L’Unione Europea, tramite il suo organo rappresentativo per eccellenza, ha deciso di passare all’azione contro l’escalation di ostilità da parte del governo cinese, che, indispettito da quei deputati e organi europei che si erano schierati contro le violazioni dei diritti umani perpetrate dalla Cina contro la minoranza degli uiguri, aveva implementato pesanti sanzioni contro i suddetti soggetti politici. Ieri il parlamento europeo ha infatti votato, a larghissima maggioranza (599 a 30, con 58 astensioni), una risoluzione per bloccare la ratifica del grande accordo per reciproci investimenti tra Unione Europea e Cina noto come CAI (Comprehensive Agreement on Investment), almeno finché saranno in vigore sanzioni da parte della Cina contro l’Unione Europea, definite "immotivate e arbitrarie". Secondo gli eurodeputati, si tratterebbe, da parte di Pechino, di un attacco alle libertà fondamentali. Anche se la risoluzione dell’Eurocamera non ha valore legale, gli altri organi UE, Commissione in primis, non potranno non tenerne conto, anche per via dei numeri con i quali essa è stata approvata. Non a caso, sono giunte quasi immediatamente le parole del vice Presidente della Commissione, Valdis Dombrovskis, il quale in un’intervista ad Afp ha dichiarato: "Ora, in un certo senso, abbiamo sospeso le attività di sensibilizzazione politica da parte della Commissione europea.

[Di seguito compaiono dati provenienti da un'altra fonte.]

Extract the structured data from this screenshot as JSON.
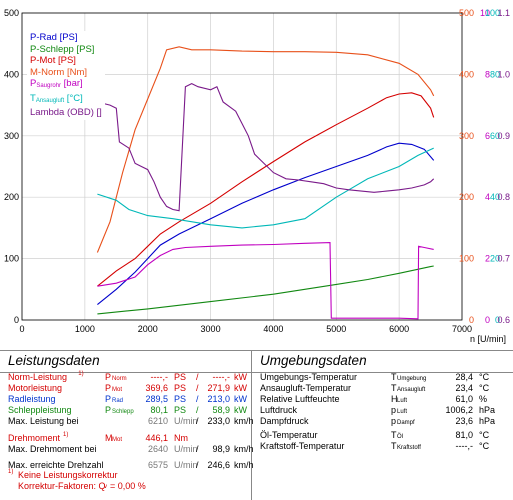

È chiaro che nella situazione attuale con le sanzioni dell’Ue in vigore contro la Cina e contro-sanzioni cinesi in atto, anche contro i membri del Parlamento europeo, l’ambiente non è favorevole alla ratifica dell’accordo". La risposta della Cina, ovviamente, non si è fatta attendere. Risulta peculiare, però, che, come spesso succede quando ci si accorge che il proprio interlocutore non è poi così allocco come lo si era erroneamente ritenuto, i toni da parte di Pechino sembrano enormemente più moderati rispetto a quelli, intimidatori, ai quali ci eravamo abituati negli ultimi mesi. Il portavoce del Ministero degli Esteri, Zhao Lijian, si è infatti limitato ad affermare che l’accordo CAI "è equilibrato, reciprocamente vantaggioso e non è un regalo di una parte. La Cina è sempre stata sincera e spera che l’Ue ci incontri a metà strada per la decisione giusta in linea coi suoi interessi", aggiungendo che le sanzioni cinesi contro 10 deputati e 4 organi europei sono "una risposta necessaria e legittima alle sanzioni unilaterali UE" per le violazioni dei diritti umani.
Pechino ritiene che "lo scontro non aiuta, il dialogo e la cooperazione sono la strada giusta”.
Queste parole così insolitamente pacifiche potrebbero essere anche causate dal fatto che, oltre allo stallo appena descritto riguardo il CAI, la Commissione europea presenterà oggi la sua proposta per tutelare le aziende europee da acquisizioni estere, con particolare attenzione alla Cina. Secondo le anticipazioni, Bruxelles esaminerà con attenzione le società extra-UE che intendano acquisire società europee con fatturato importante, e intenderebbe indagare su eventuali aiuti di Stato anche per società fuori dall’Unione che però partecipano ad appalti pubblici in UE, creando di fatto situazioni di concorrenza sleale. Una misura che, se approvata, sarebbe sicuramente tardiva, visto che negli ultimi anni, e ancora di più dall’avvento del Coronavirus, diverse aziende europee sono state costrette a cedere alle scalate di imprenditori extracomunitari, con evidenti danni per l’economia interna. Il tutto mentre la Cina si appresta a diventare la prima potenza economica mondiale entro il decennio: non certo una prospettiva positiva, se si considera l’idea dittatoriale di società vigente nello Stato orientale.